C’est une leçon de vie cachée dans un hit pop-rock. Et c’est, au fond, l’un des grands miracles de la galaxie Beatles : cette capacité à faire passer des vérités profondes par des chansons qui ont l’air simples.
Épilogue : « ça ne vient pas facilement », et c’est pour ça que ça reste
La dernière ironie, la plus belle, c’est que la chanson s’appelle It Don’t Come Easy et qu’elle a effectivement été longue à faire, longue à finir, longue à stabiliser. Plusieurs versions, plusieurs studios, des mois de sommeil, des retours, des overdubs, des changements de musiciens. Comme si la chanson avait voulu prouver son point par sa propre existence.
Et quand on y pense, c’est exactement ce qui la rend si crédible. It Don’t Come Easy n’est pas une chanson qui prétend que tout ira bien. C’est une chanson qui dit : ça peut aller mieux, mais il faut y aller, il faut s’accrocher, il faut accepter le temps. C’est une chanson de patience dans un monde de vitesse. Une chanson de fraternité dans un monde de rivalités. Une chanson qui, derrière son groove, porte la trace d’une reconstruction.
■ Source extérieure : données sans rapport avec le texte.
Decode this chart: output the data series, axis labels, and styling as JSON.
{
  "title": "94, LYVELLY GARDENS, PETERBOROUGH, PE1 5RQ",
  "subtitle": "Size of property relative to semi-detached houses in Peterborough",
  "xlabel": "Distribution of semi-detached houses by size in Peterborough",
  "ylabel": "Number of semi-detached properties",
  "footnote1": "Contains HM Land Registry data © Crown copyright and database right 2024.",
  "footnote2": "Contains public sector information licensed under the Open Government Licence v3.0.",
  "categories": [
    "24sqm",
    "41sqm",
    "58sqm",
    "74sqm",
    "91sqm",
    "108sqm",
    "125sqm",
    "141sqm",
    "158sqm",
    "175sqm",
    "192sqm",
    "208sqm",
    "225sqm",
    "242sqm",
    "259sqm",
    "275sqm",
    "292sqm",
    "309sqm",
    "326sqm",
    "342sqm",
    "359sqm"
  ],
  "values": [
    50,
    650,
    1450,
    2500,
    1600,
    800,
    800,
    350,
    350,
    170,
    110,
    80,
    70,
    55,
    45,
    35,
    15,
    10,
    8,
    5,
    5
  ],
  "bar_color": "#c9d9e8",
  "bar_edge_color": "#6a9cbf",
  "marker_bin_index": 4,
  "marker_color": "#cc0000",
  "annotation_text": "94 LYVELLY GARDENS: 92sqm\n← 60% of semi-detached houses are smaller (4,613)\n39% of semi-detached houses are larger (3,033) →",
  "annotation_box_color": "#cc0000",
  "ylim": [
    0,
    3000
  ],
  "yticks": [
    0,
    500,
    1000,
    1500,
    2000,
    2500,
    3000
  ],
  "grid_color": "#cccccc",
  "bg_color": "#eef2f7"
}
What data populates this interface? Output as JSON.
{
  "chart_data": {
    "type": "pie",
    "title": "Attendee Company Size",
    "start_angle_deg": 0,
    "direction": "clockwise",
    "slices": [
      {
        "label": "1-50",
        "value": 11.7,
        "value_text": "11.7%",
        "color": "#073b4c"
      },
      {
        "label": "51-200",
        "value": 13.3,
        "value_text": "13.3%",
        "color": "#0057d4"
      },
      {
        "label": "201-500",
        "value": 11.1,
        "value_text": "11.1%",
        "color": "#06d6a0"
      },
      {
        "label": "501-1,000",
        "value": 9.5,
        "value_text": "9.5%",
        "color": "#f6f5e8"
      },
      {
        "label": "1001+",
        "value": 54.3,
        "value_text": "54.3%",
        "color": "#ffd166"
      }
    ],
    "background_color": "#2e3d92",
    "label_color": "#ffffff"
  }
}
Ringo Starr n’a pas seulement sorti un bon single en 1971. Il a posé une pierre. Une pierre qui tient encore, parce qu’elle est faite de quelque chose de solide : un refrain-motto, une voix sincère, et la main fraternelle de George Harrison sur l’épaule.
Et si, un jour, on devait résumer ce que Ringo apporte au monde Beatles et au monde tout court, on pourrait presque se contenter de cette phrase : ça ne vient pas facilement. Mais on peut y arriver. Ensemble, c’est plus simple.